Bitcoin: Cops Seize $4.7 Million of Crypto in Fake-ID Ring Case

Two people were arrested.

Flickr / zcopley

While bitcoin and other cryptocurrencies have emerged into the mainstream as popular investment assets, they are still being used as a means of anonymous payment in criminal activity.

Mark A. Simon and Sarah M. Alberts of Toledo, Ohio have been arrested for allegedly running a large-scale fake ID ring and selling them online for bitcoin.

According to a report by The Toledo Blade an affidavit filed on Tuesday revealed that local police seized $4.7 million worth of bitcoin stored in 30 wallets on a USB drive found in Simon’s home.

Both suspects are being accused of distributing false IDs under the online pseudonym TedDanzigSR on Reddit. A Twitter account with the same name was also advertising its unlawful services on the social media site. Whether Simon or Alberts were behind these accounts still remains to be proven.

The Toledo Blade report also went on to state that an account once active on the Silk Road — a now-defunct online black market — also under the name TedDanzigSR was among the most popular distributors of fake IDs. This suggests that once the website was shut down by the FBI in 2013, the vendor or vendors continued to conduct their illicit business on other, more public platforms.

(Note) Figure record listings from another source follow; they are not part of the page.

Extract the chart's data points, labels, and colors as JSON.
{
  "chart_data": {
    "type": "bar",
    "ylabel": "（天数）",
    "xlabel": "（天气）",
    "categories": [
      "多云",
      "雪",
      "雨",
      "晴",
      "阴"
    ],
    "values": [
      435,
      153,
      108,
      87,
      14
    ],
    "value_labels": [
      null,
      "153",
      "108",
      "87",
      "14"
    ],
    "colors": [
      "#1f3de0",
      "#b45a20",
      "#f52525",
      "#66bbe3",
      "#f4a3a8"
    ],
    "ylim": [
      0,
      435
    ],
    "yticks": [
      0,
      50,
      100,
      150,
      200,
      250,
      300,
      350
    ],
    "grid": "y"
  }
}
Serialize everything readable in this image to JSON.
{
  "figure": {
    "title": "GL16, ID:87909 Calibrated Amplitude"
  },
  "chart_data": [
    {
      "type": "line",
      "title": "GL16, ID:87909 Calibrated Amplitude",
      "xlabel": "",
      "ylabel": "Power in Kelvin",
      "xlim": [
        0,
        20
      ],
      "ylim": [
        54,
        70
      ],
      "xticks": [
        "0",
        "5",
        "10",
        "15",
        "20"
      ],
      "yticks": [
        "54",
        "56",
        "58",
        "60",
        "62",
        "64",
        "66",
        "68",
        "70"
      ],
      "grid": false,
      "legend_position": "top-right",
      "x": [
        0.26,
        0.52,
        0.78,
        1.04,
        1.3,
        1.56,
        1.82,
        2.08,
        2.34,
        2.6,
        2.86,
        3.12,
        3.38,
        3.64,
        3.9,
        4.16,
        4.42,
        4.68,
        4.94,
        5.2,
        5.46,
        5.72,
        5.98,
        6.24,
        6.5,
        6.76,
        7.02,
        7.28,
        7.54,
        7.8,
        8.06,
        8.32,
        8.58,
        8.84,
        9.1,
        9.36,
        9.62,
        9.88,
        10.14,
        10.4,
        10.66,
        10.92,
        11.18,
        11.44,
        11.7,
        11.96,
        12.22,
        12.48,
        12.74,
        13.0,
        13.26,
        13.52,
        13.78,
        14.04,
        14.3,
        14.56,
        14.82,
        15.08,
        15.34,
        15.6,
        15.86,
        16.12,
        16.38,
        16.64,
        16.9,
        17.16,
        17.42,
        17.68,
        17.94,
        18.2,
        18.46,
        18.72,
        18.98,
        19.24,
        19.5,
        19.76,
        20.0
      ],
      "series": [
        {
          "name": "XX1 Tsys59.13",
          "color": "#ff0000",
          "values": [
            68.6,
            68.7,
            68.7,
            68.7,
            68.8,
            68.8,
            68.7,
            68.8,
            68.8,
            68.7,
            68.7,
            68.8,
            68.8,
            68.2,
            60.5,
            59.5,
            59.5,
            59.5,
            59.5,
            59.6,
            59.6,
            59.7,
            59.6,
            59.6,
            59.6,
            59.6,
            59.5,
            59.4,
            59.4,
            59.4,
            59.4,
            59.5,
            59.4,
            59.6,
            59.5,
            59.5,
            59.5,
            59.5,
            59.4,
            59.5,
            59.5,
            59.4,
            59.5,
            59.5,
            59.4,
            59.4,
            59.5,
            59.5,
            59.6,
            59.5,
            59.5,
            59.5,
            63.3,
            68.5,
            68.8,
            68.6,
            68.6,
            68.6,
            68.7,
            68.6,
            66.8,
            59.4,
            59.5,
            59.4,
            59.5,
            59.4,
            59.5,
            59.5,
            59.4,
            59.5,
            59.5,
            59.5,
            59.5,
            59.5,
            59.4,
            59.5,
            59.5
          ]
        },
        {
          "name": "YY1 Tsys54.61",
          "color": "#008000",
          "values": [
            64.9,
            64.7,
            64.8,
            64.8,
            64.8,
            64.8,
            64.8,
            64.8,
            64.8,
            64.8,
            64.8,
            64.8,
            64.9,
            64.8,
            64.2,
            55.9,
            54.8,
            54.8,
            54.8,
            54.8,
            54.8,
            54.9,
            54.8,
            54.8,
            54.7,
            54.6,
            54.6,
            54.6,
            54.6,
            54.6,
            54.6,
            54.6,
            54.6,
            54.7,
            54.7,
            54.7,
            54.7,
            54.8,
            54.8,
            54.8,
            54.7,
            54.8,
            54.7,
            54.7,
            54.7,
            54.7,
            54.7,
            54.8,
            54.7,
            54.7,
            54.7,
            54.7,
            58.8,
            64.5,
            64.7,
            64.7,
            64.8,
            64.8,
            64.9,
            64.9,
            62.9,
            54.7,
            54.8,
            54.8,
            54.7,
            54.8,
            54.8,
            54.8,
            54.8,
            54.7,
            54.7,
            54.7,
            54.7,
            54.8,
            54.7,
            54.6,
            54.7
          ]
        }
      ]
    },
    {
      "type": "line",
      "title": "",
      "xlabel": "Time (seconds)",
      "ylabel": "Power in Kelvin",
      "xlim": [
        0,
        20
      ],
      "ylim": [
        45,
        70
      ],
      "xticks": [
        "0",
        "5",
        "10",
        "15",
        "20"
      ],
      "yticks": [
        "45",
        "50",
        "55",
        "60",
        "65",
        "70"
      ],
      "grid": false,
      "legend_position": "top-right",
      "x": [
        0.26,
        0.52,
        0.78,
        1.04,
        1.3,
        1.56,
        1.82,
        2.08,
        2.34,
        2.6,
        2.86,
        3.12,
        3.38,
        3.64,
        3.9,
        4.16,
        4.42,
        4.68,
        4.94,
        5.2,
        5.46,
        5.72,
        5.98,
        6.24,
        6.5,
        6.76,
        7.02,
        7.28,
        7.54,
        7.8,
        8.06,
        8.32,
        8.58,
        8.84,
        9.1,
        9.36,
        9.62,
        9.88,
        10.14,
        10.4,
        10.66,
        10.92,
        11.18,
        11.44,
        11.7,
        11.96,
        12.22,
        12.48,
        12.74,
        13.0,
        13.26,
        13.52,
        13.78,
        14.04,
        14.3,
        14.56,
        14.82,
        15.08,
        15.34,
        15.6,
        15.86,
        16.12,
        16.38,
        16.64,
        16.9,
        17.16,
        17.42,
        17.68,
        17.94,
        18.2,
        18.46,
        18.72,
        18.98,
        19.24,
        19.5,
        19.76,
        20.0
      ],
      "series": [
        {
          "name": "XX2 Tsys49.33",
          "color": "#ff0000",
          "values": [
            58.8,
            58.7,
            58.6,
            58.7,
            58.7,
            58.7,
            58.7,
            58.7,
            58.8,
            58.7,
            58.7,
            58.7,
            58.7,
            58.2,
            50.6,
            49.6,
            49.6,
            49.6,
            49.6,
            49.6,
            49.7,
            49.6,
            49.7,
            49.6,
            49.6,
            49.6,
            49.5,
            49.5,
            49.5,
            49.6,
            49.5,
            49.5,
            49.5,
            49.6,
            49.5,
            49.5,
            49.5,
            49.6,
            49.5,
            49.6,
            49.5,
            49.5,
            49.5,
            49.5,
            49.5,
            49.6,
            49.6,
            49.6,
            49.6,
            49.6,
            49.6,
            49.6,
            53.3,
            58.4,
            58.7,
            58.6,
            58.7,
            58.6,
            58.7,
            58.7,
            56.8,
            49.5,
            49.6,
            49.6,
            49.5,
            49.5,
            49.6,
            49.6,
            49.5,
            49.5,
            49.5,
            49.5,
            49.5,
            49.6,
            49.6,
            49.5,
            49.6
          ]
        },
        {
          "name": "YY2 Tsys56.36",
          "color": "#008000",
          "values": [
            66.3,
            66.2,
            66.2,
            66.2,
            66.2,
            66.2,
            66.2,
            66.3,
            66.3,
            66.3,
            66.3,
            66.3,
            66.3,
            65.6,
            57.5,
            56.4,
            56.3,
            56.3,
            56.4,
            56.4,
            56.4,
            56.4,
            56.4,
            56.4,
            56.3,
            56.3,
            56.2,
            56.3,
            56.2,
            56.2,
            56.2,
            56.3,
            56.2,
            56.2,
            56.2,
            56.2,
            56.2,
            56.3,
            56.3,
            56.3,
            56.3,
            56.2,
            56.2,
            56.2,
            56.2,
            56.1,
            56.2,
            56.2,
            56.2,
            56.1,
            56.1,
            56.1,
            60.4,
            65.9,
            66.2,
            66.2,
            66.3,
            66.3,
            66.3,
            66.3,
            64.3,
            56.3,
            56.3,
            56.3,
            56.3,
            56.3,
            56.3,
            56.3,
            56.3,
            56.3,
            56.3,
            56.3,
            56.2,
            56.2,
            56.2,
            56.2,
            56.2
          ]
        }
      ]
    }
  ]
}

This is not the first time United States authorities have seized large amount of cryptocurrencies being used in criminal activities. In the aforementioned shutting down of the Silk Road, the U.S. government reported it has claimed $48 million worth of bitcoin from the black market site.

While cryptocurrency has come a long way since being the tender of choice for illegal online markets, it is still being used for some sketchy activities as is seen by these two latest arrests.

Many national governments worldwide, including France and Korea, have voiced concerns about the illegitimate uses of cryptocurrencies and even enacted regulations to try and curb it.

While digital currencies have now been brought into the forefront of finance, the anonymity of the technology is clearly still being used for criminal activities.